第19章 ntpd を使用した NTP 設定

19.1. NTP の概要

Network Time Protocol (NTP) は正確な日時情報を広く行き渡らせ、ネットワークまたはインターネットで共通の参照先に同期しているネットワーク化されたコンピューターシステム上のタイムクロックを維持します。世界中の多くの標準機関には原子時計があり、これが参照先として利用可能になっている場合があります。Global Position システムを構成するサテライトには、複数の atomic クロックが含まれるため、時間のシグナルが非常に正確になる可能性があります。この信号は、軍事的な理由で意図的に弱められる場合があります。理想的な状況では、各サイトに独自の参照時計があるサーバーがあり、これがサイト全体のタイムサーバーとして機能します。低周波数のラジオ伝送またはグローバル位置システム (GPS) を介して、日時と日付を取得するデバイスが多数存在します。ただし多くの場合、インターネットに接続され、各地に分散する公開されたアクセス可能なタイムサーバーを使うことができます。これらの NTP サーバーは、協定世界時 (UTC) を提供します。これらのタイムサーバーに関する情報は、www.pool.ntp.org で確認できます。

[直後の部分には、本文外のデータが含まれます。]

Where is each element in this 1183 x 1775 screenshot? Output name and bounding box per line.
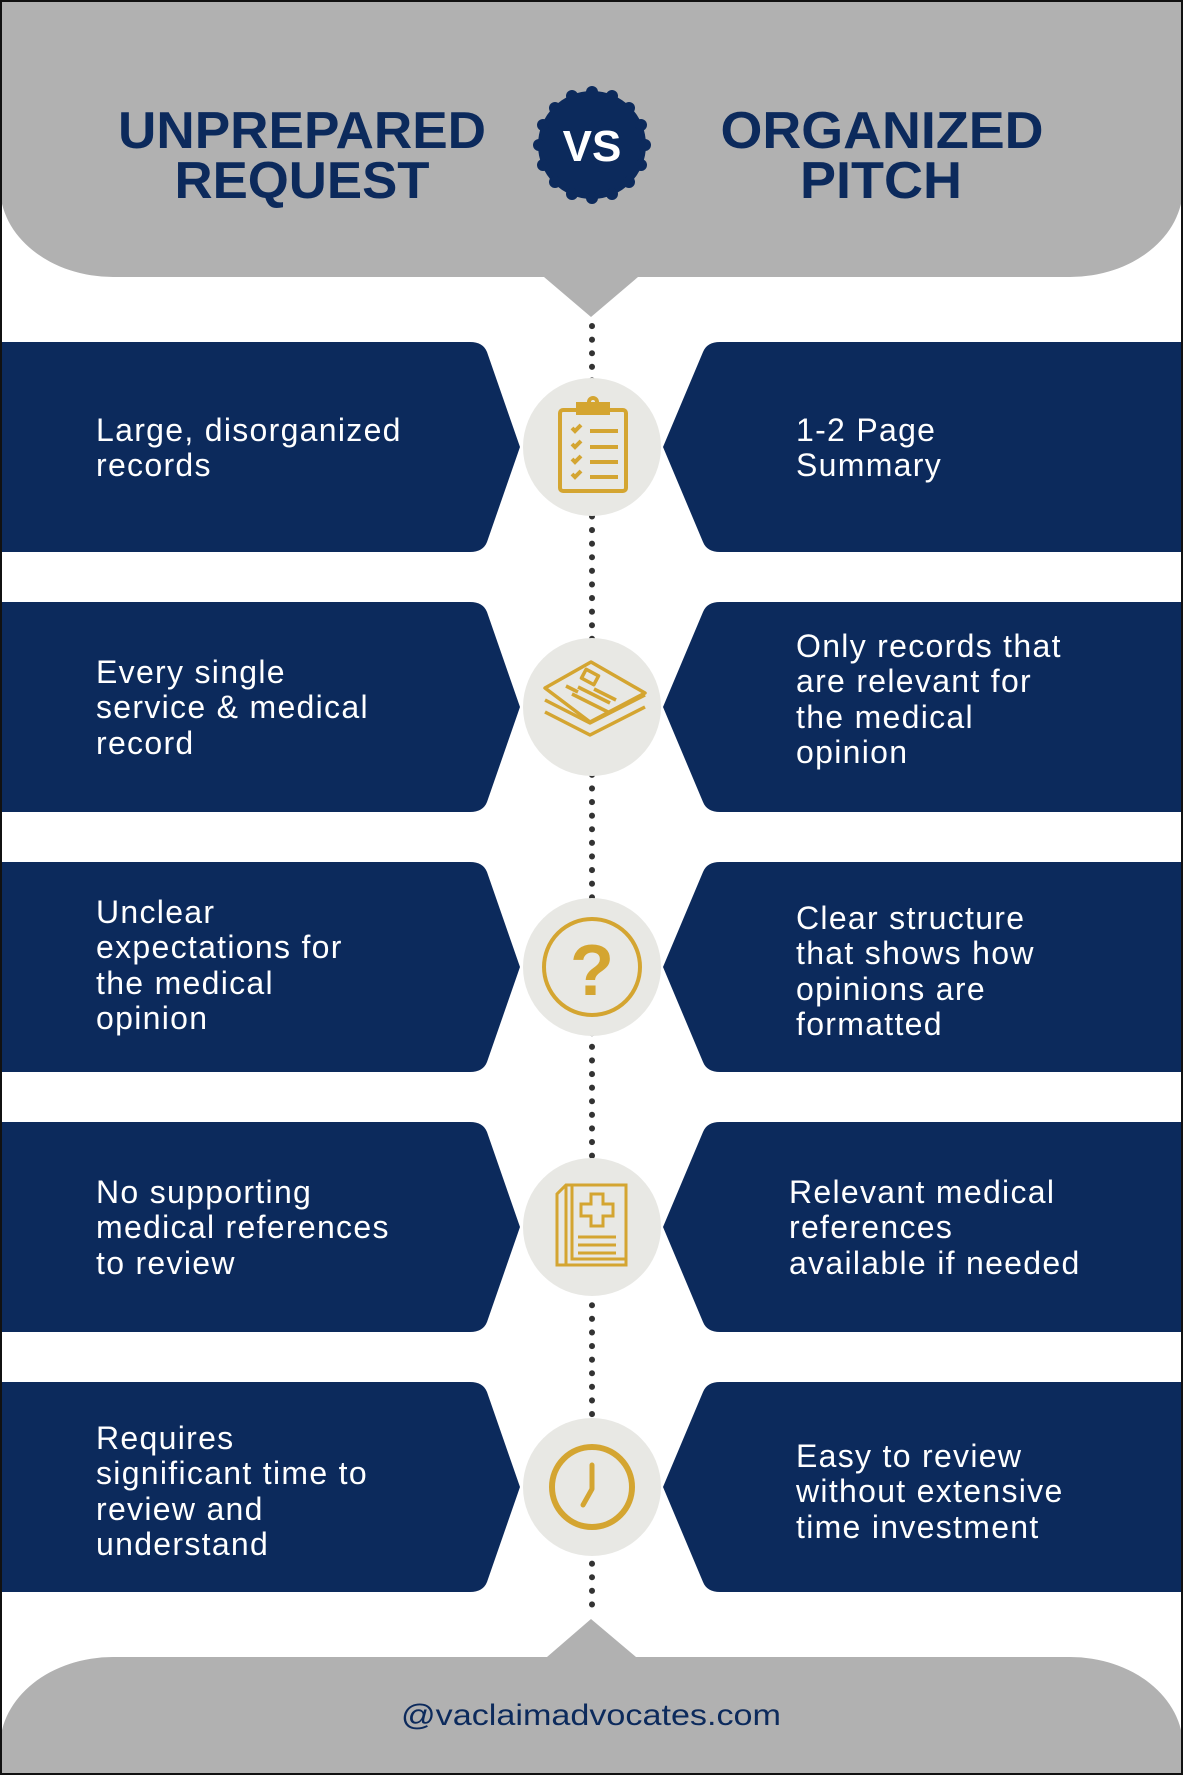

IT では、多くの理由で正確な時間の維持が重要です。たとえばネットワーキングでは、パケットとログのタイムスタンプが正確であることが必要になります。ログはサービスとセキュリティーの問題を調査するために使われるので、異なるシステム上のタイムスタンプは、同期されたクロックで記録される必要があります。システムおよびネットワークがますます高速化するにつれ、これに対応してクロックの正確性と精度の必要性も高まっています。国によっては、正確な同期クロックを保持することが法律で定められているところもあります。詳細は、www.ntp.org を参照してください。Linux システムでは、NTP はユーザースペースで実行しているデーモンにより実装されます。Red Hat Enterprise Linux 7 のデフォルトの NTPユーザー空間デーモンは chronyd です。ntpd デーモンを使用する場合は、無効にする必要があります。chrony の情報については、18章chrony スイートを使用した NTP 設定 を参照してください。

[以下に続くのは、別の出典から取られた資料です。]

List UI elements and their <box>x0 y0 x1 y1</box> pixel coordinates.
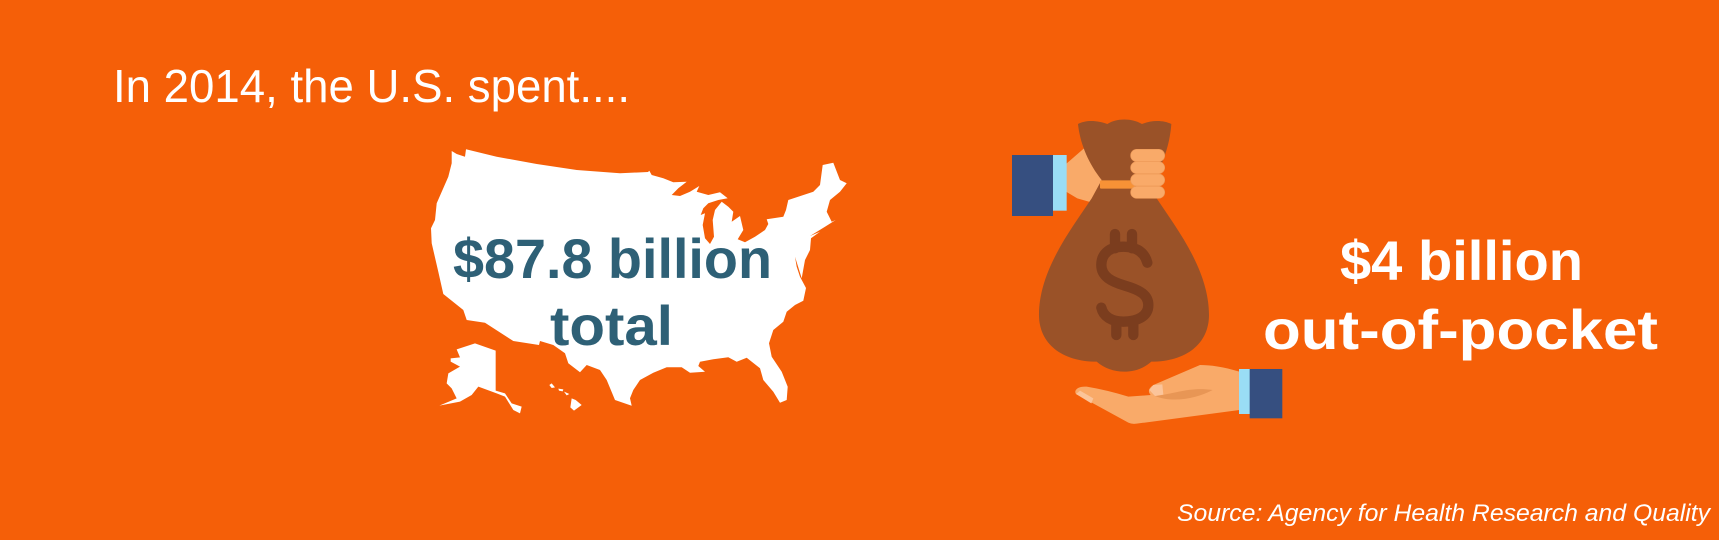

ユーザースペースのデーモンは、カーネルで実行しているソフトウェアクロックであるシステムクロックを更新します。Linux は、「Real Time Clock(RTC) と呼ばれる一般的な埋め込みハードウェアクロックよりも、より優れた解像度を実現するために、ソフトウェアクロックをシステムクロックとして使用します。ハードウェアクロックの情報は、rtc(4) および hwclock(8) man ページを参照してください。システムクロックは、さまざまなクロックソースを使用して時間を維持します。一般的に使用されるのは Time Stamp Counter (TSC) です。TSC は、最後にリセットされた時点からのサイクル数を計測する CPU レジスターです。TSC は、それが最後にリセットされてからのサイクル数をカウントする CPU レジスターです。これは非常に高速で精度が高く、割り込みがありません。RTC が保持する時間は、気温の変化により、1 カ月あたり最大 5 分ごとに実際の時間から離れます。RTC が維持している時間は実際の時間と比べて、温度変化によりひと月で最大 5 分間の誤差を生じます。ntpd がシステムクロックを同期している場合には、カーネルは自動的に RTC を 11 分ごとに更新します。